Abstract

Understanding the ship encounter situations is a tough task, since the uncertain motions of encountering ships and the long-lasting frequent interactions make the encounter processes dynamic and stochastic. If we can decompose these complex encounter processes into motion primitives, which represent the elementary interaction patterns, an encounter can be more easily understood and identified. In this study, we propose a two-stream Long Short-Term Memory-based autoencoder (LSTM-based AE) approach to extract motion primitives from multi-dimensional encounter data without specific rules and prior knowledge. This approach leverages the sequential representation ability of LSTM to learn the temporal dependencies of each encountering ship motion. Then, we developed a fusion gate named dynamic artificial potential field (DAPF) to fuse the outputs of two LSTMs and generated the high-level representation needed to capture the spatiotemporal relationships of the interactions. After that, through a clustering method, the motion primitives were automatically extracted to describe various interaction patterns.
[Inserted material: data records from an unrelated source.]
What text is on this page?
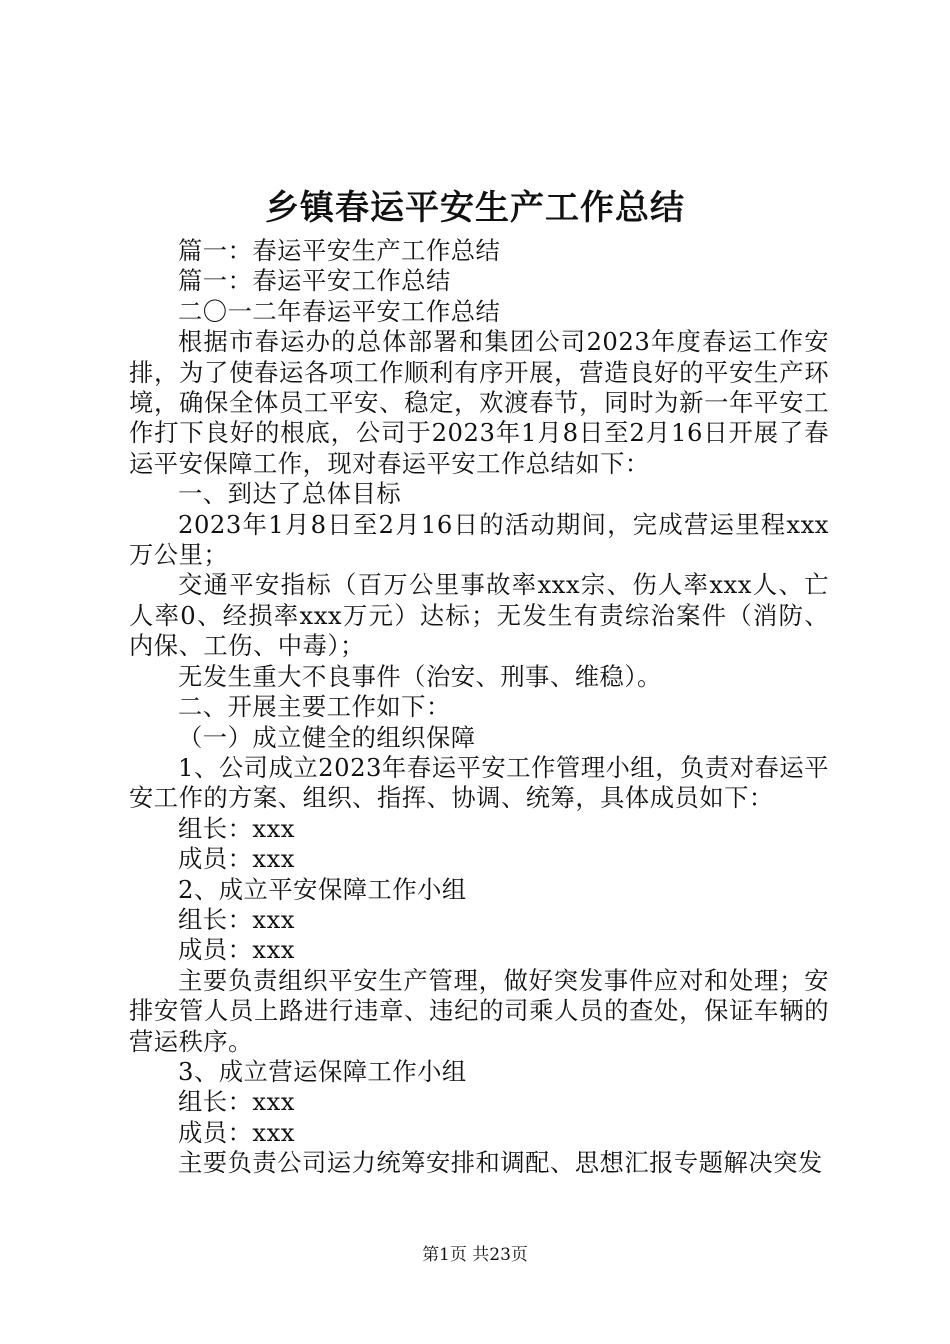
乡镇春运平安生产工作总结

篇一：春运平安生产工作总结

篇一：春运平安工作总结

二〇一二年春运平安工作总结

根据市春运办的总体部署和集团公司2023年度春运工作安排，为了使春运各项工作顺利有序开展，营造良好的平安生产环境，确保全体员工平安、稳定，欢渡春节，同时为新一年平安工作打下良好的根底，公司于2023年1月8日至2月16日开展了春运平安保障工作，现对春运平安工作总结如下：

一、到达了总体目标

2023年1月8日至2月16日的活动期间，完成营运里程xxx万公里；

交通平安指标（百万公里事故率xxx宗、伤人率xxx人、亡人率0、经损率xxx万元）达标；无发生有责综治案件（消防、内保、工伤、中毒）；

无发生重大不良事件（治安、刑事、维稳）。

二、开展主要工作如下：

（一）成立健全的组织保障

1、公司成立2023年春运平安工作管理小组，负责对春运平安工作的方案、组织、指挥、协调、统筹，具体成员如下：

组长：xxx

成员：xxx

2、成立平安保障工作小组

组长：xxx

成员：xxx

主要负责组织平安生产管理，做好突发事件应对和处理；安排安管人员上路进行违章、违纪的司乘人员的查处，保证车辆的营运秩序。

3、成立营运保障工作小组

组长：xxx

成员：xxx

主要负责公司运力统筹安排和调配、思想汇报专题解决突发

第1页 共23页
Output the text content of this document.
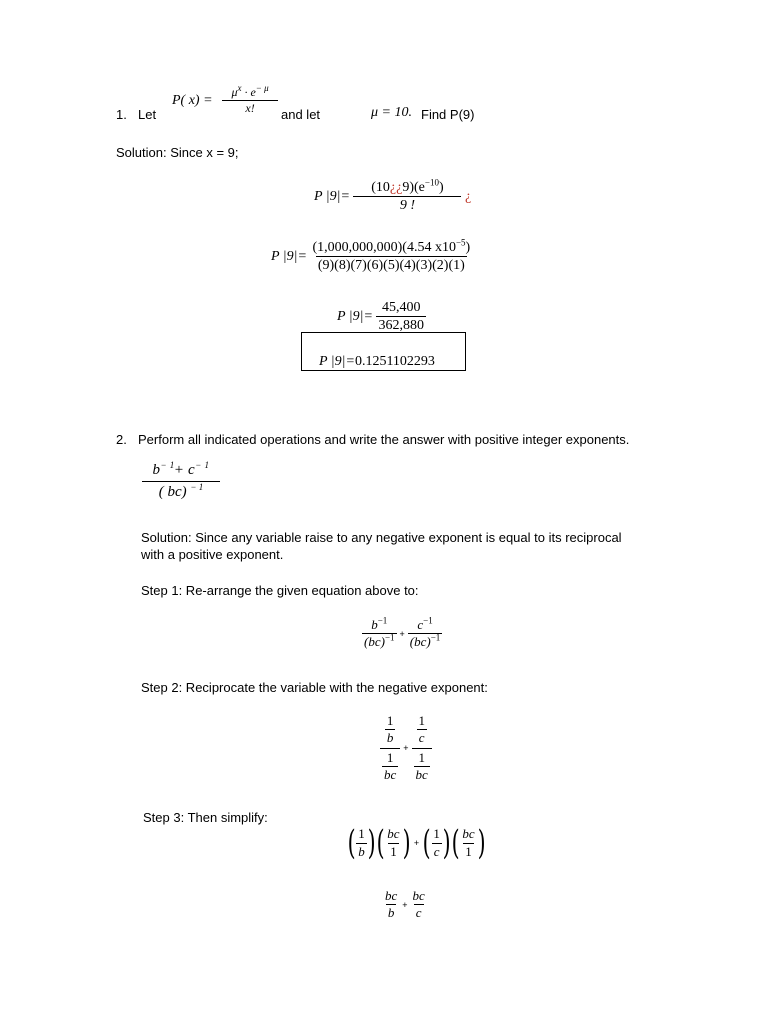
1. Let
P( $x) = \frac{\mu^x \cdot e^{- \mu}}{x!}$ and let	μ = 10. Find P(9)
Solution: Since x = 9;
P $|9|= \frac{(10¿¿9)(e^{-10})}{9 !}$ ¿
P $|9|= \frac{(1,000,000,000)(4.54 x10^{-5})}{(9)(8)(7)(6)(5)(4)(3)(2)(1)}$
P $|9|= \frac{45,400}{362,880}$
P |9|=0.1251102293
2. Perform all indicated operations and write the answer with positive integer exponents.
$\frac{b^{- 1}+ c^{- 1}}{( bc) ^{- 1}}$
Solution: Since any variable raise to any negative exponent is equal to its reciprocal
with a positive exponent.
Step 1: Re-arrange the given equation above to:
$\frac{b^{-1}}{(bc)^{-1}} + \frac{c^{-1}}{(bc)^{-1}}$
Step 2: Reciprocate the variable with the negative exponent:
$\frac{\frac{1}{b}}{\frac{1}{bc}} + \frac{\frac{1}{c}}{\frac{1}{bc}}$
Step 3: Then simplify:
( $\frac{1}{b}$ )( $\frac{bc}{1}$ ) + ( $\frac{1}{c}$ )( $\frac{bc}{1}$ )
$\frac{bc}{b} + \frac{bc}{c}$
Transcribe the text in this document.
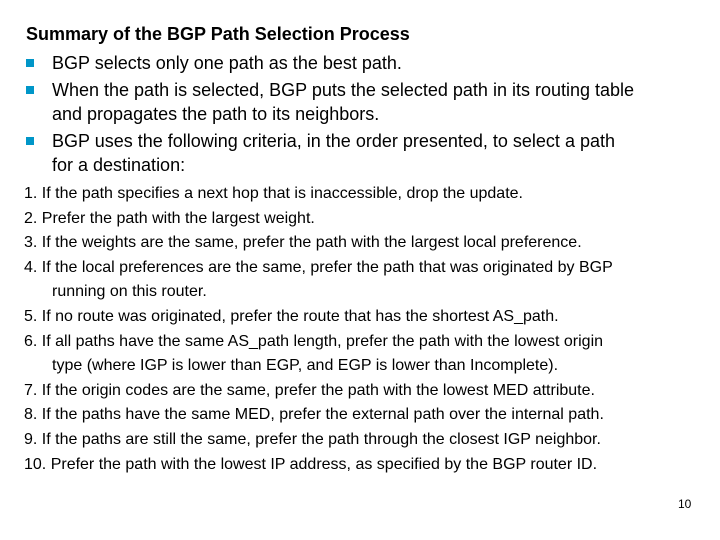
Summary of the BGP Path Selection Process
BGP selects only one path as the best path.
When the path is selected, BGP puts the selected path in its routing table
and propagates the path to its neighbors.
BGP uses the following criteria, in the order presented, to select a path
for a destination:
1. If the path specifies a next hop that is inaccessible, drop the update.
2. Prefer the path with the largest weight.
3. If the weights are the same, prefer the path with the largest local preference.
4. If the local preferences are the same, prefer the path that was originated by BGP
running on this router.
5. If no route was originated, prefer the route that has the shortest AS_path.
6. If all paths have the same AS_path length, prefer the path with the lowest origin
type (where IGP is lower than EGP, and EGP is lower than Incomplete).
7. If the origin codes are the same, prefer the path with the lowest MED attribute.
8. If the paths have the same MED, prefer the external path over the internal path.
9. If the paths are still the same, prefer the path through the closest IGP neighbor.
10. Prefer the path with the lowest IP address, as specified by the BGP router ID.
10
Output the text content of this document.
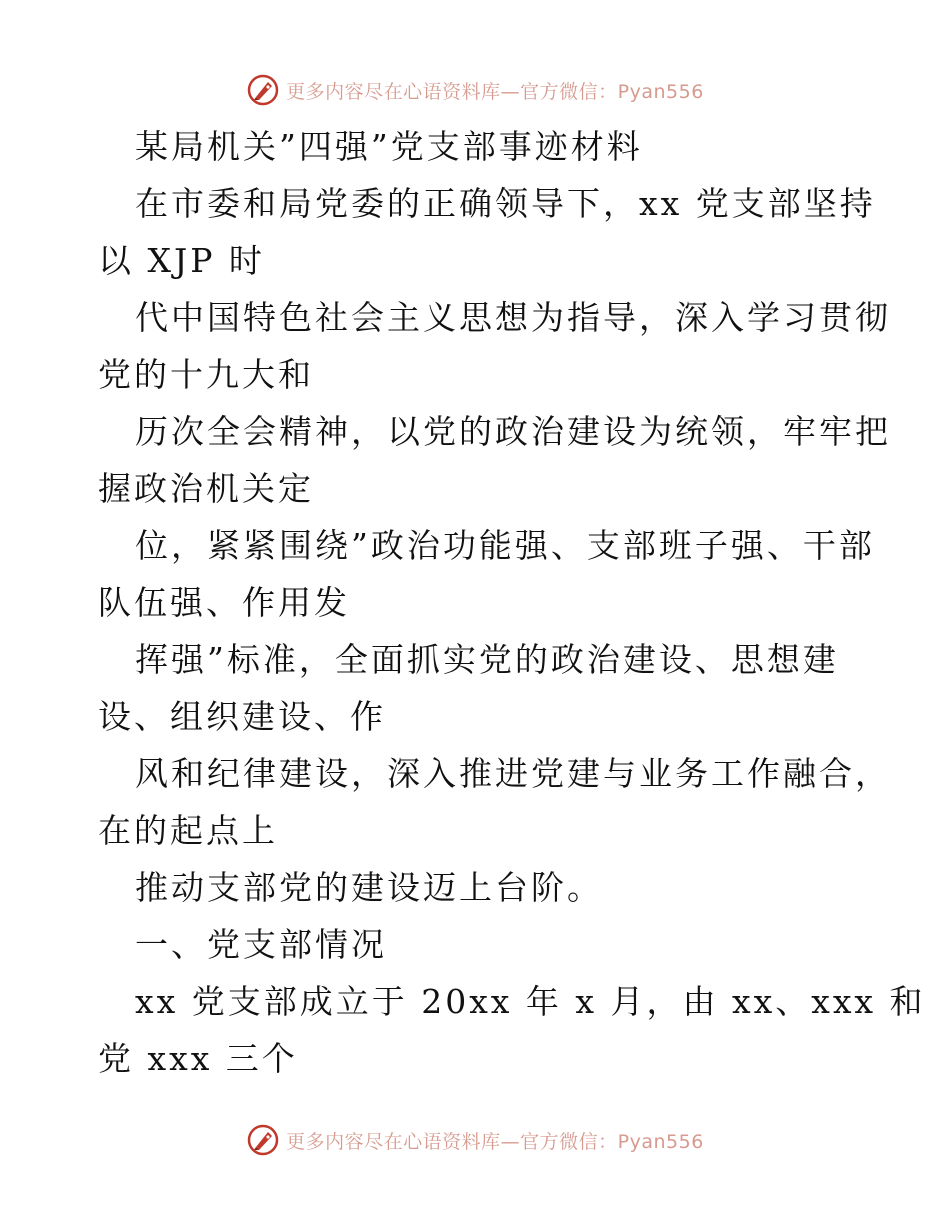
更多内容尽在心语资料库—官方微信：Pyan556
某局机关”四强”党支部事迹材料
在市委和局党委的正确领导下，xx 党支部坚持
以 XJP 时
代中国特色社会主义思想为指导，深入学习贯彻
党的十九大和
历次全会精神，以党的政治建设为统领，牢牢把
握政治机关定
位，紧紧围绕”政治功能强、支部班子强、干部
队伍强、作用发
挥强”标准，全面抓实党的政治建设、思想建
设、组织建设、作
风和纪律建设，深入推进党建与业务工作融合，
在的起点上
推动支部党的建设迈上台阶。
一、党支部情况
xx 党支部成立于 20xx 年 x 月，由 xx、xxx 和
党 xxx 三个
更多内容尽在心语资料库—官方微信：Pyan556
The effectiveness of this approach was validated by naturalistic encounter data. The low reconstruction errors of the LSTM-based AE demonstrated that high-level representations captured the relationships of the interactions in both temporal and spatial dimensions. Case studies demonstrated that the utilization of motion primitives provided a semantically interpretable technique to analyze the interaction patterns and encounter process, which is conducive to situation awareness and decision-making for developing intelligent ships.